SECONDLY, New York City Governor Eliot Spitzer has been linked an extensive prostitution ring that is operated from New York to Paris. According to The NY Times, our esteemed Governor, Time magazine's "Crusader of the Year" and the tabloid "Elliot Ness," was allegedly a client of the Ladies of the Night.

This is a man with three daughters. As a citizen, but moreover, as a woman, I'm pretty shocked and appalled. I know we're all human and have sexual impulses, but show some restraint! I can't help but think that a female governor would not be caught patronizing a House of Gigolos, but I am no expert.

(He should have calmed down and had a glass of water. Oh wait, maybe not.)

THIRDLY, on a more personal note, I attended a college reunion on Saturday. My good friend and I were the only single women; the others were either married or married and pregnant. My friend and I are good sports about these things and are happy for them. However, we couldn't help but be slightly bored by their endless discussions about pregnancy, delivery methods and nursing. Not to mention the cost of tuition.

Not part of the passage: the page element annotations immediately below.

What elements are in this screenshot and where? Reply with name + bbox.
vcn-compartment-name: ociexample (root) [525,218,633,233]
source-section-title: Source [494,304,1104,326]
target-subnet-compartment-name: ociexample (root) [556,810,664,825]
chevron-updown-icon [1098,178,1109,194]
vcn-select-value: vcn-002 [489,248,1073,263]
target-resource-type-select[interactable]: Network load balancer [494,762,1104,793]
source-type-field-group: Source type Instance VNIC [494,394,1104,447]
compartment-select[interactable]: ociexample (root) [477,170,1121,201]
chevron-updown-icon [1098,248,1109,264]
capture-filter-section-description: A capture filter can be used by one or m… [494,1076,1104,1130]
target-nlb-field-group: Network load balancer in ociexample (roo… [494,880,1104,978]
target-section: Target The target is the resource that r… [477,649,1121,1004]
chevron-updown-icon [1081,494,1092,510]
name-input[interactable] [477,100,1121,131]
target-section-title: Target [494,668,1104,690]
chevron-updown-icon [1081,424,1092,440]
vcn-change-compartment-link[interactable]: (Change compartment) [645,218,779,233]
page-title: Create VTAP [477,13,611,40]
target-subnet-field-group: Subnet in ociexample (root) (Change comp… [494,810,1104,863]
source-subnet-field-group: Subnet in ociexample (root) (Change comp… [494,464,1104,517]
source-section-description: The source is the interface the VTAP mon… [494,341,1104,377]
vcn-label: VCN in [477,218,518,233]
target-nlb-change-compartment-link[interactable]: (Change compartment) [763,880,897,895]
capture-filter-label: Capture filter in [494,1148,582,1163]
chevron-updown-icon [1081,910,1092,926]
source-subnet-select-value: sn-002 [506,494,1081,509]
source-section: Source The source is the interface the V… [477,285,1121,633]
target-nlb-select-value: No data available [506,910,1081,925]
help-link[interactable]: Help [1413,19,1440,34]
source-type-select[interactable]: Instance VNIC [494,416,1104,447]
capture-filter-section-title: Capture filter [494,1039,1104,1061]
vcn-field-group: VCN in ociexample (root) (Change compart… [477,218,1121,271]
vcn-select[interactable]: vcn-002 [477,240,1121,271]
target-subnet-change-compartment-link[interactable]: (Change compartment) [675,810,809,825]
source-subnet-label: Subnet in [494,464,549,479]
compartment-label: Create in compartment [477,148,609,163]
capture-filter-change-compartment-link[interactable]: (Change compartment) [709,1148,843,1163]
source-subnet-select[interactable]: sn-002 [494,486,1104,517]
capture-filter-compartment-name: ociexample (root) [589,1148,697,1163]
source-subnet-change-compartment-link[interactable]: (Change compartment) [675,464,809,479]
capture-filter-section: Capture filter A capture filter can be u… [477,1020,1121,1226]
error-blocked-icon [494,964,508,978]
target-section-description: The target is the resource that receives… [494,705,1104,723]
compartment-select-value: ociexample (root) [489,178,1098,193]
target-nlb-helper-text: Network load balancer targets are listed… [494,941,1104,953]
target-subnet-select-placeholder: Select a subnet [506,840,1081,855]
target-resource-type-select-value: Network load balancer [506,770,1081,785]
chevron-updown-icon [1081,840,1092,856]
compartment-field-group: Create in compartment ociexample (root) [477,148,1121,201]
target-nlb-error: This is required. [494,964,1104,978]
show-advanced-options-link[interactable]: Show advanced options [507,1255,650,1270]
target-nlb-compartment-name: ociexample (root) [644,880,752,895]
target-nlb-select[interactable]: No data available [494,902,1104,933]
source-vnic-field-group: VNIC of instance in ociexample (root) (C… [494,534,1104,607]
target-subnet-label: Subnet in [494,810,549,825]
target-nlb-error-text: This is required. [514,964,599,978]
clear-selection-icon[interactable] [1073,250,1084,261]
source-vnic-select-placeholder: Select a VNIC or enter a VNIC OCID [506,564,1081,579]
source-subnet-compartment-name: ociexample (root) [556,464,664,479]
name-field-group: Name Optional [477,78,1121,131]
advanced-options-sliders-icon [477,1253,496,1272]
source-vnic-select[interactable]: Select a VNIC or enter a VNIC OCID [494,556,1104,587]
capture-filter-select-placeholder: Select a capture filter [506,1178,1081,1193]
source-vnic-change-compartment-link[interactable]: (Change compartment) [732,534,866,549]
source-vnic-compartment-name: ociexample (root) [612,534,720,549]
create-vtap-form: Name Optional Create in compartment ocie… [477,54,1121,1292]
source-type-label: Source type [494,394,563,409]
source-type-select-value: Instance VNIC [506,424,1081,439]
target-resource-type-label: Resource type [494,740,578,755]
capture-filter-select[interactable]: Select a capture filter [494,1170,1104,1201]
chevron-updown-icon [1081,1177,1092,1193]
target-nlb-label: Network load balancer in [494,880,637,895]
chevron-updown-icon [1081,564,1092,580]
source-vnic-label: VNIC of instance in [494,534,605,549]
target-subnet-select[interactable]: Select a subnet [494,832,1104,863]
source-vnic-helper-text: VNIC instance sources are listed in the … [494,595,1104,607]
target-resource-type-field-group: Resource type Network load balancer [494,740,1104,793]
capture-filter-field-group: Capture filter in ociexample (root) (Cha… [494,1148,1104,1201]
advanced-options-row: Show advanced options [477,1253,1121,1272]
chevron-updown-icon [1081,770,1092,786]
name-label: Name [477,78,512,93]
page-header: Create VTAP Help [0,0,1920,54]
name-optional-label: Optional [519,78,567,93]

To shake things up a bit, and also because I've always been curious, I inquired about whether a woman's anatomy (to put it nicely) bounces back to normal after giving birth? Is it elastic or does is just dangle (picture that!)? After all, a rush hour train has just barrelled through that wee passage! No one really answered me but I did a little internet research, and I am clearly not the only one thinking about this. Happily, conventional wisdom seems to be that everything goes back to normal, at least for most women.

FINALLY, having consumed quite the serving of iced coffee, I couldn't help but wonder (to echo Carrie Bradshaw), if my feeling of strangeness had to do with all the caffeine I had sluiced through a straw. Is it bad for you or not? According to science, it's really not the greatest thing to consume.

It has the potential to make you:

-dizzy; and

Clearly, caffeine might have contributed to my unsettled feeling. Still, today's women's health developments and the news at large were certainly a little unusual. I'll be off to the gym soon, to exercise this odd feeling away.

Moral of the Story: Exercise cures all.